In the first six months of 2020, government revenue of €38.3 billion was 6.7 per cent lower than the same period of 2019. At aggregate level tax revenue was down 6.0 per cent in first half of the year. Underlying this decline, indirect taxes were down 23.5 per cent, predominantly due to reduced VAT receipts, with direct taxes (including corporation tax and income tax) up 8.7 per cent. Other areas of revenue were also down such as social contributions (lower levels of PRSI receipts), sale of goods and services (reduced receipts across health, transport and local government) and investment income (in particular due to the ECB recommendation to all euro-area banks to not pay dividends).

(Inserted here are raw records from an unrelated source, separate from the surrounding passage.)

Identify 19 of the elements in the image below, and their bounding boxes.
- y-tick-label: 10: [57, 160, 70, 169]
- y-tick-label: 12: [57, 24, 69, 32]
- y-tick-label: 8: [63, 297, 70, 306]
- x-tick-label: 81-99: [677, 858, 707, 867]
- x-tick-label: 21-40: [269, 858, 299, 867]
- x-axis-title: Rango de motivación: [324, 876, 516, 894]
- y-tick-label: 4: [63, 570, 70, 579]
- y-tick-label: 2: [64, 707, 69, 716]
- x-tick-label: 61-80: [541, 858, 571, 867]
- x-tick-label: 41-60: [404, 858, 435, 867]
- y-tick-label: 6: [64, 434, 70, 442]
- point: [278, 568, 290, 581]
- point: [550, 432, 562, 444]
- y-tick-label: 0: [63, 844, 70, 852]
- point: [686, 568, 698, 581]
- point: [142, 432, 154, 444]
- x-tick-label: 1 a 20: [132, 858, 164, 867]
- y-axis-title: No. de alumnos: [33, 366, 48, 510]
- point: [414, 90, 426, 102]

Expenditure in the first half of the year is up significantly reflecting the supports put in place by Government. Subsidies and social transfers increased by €4.7 billion in the first half of the year. The Government’s Temporary Wage Subsidy Scheme is included in the former while the Pandemic Unemployment Payment is included in the latter. Intermediate consumption increased by €0.7 billion, mostly related to increased spending in the health sector, and current transfers are up €0.6 billion, including the Restart Grant. The combined impact is government expenditure of €48.5 billion in the first 6 months of 2020. See background notes for further details of the Covid-19 measures.

Highest level of general government debt at €226 billion

With increased levels of borrowing required to support the fiscal impact and response to Covid-19, gross general government debt has exceeded the peak of €218 billion in third quarter of 2013. At the end of 2019 the debt to GDP ratio of 57.4 per cent was below the Stability and Growth Pact limit of 60 per cent. Since then, the level of debt has increased by €22 billion with the ratio at 62.7 per cent of GDP at the end of the second quarter.

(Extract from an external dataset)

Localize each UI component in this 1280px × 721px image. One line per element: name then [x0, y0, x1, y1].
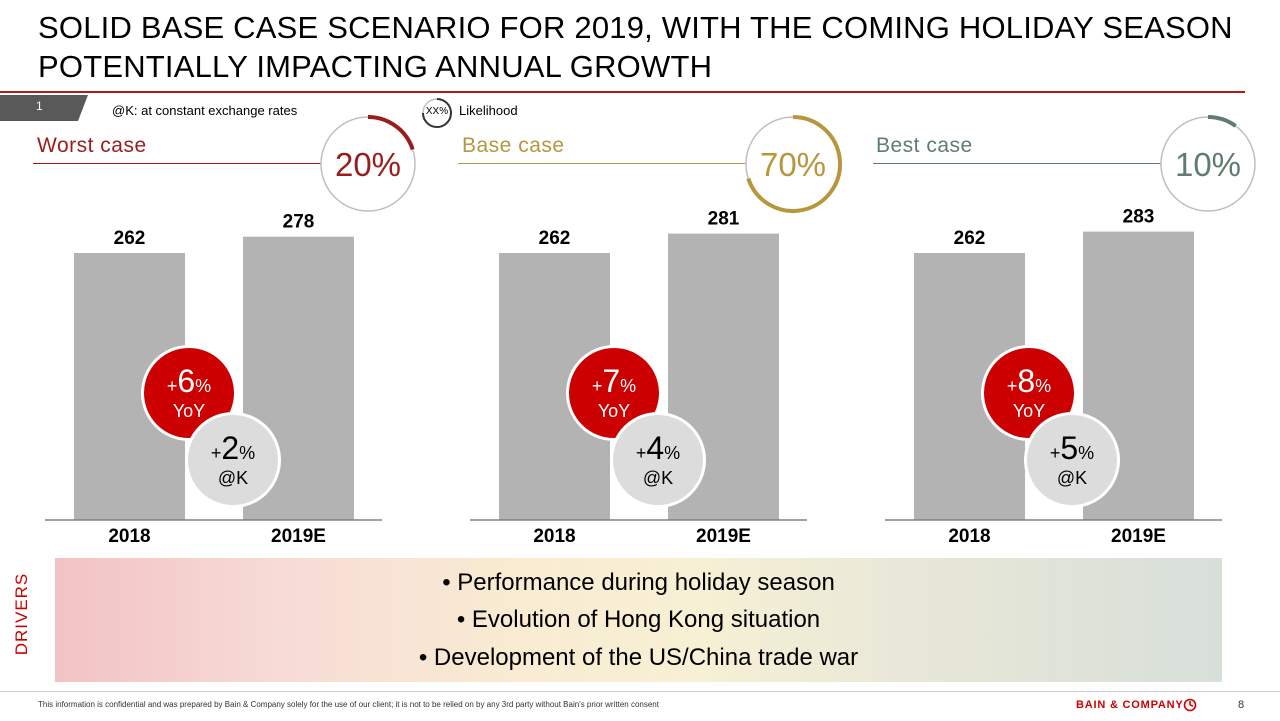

The rise in the debt ratio is due to the increased issuance of debt : €14 billion of short-term and €7.7 billion of long-term debt securities.

With an increase of €17.9 billion in EDP debt instrument assets, net general government debt has increased by €4.1 billion since the end of 2019. The increase in assets is due entirely to a rise in currency and deposits which will be used to finance the Exchequer borrowing requirement and the redemption of debt maturing later in the year.

The market value of Equity and Investment Fund Share assets (AF.5, Table 6) fell by €710 million during the second quarter of 2020. This drop is explained by two separate and partly offsetting movements in the period. The State ran down its holdings in this asset class by €1.2 billion, largely as a result of a withdrawal of equity from the Central Bank. In addition, there were holding gains in equity and pooled fund investments of €443m, which included a rise in the market value of shares held in Irish banks (Tables 5 and 6).

Government accounts are compiled in the EU according to the European System of National Accounts 2010 (ESA2010) framework.

Government Finance Statistics (GFS) quarterly results are benchmarked to the most recent EDP notification. Consequently, they may not always be fully aligned with the National Income and Expenditure (NIE) and related publications such as the Institutional Sector Accounts and the Quarterly National Accounts publications.

A full description of the concepts and definitions used in the production of these statistics is provided in the Background notes.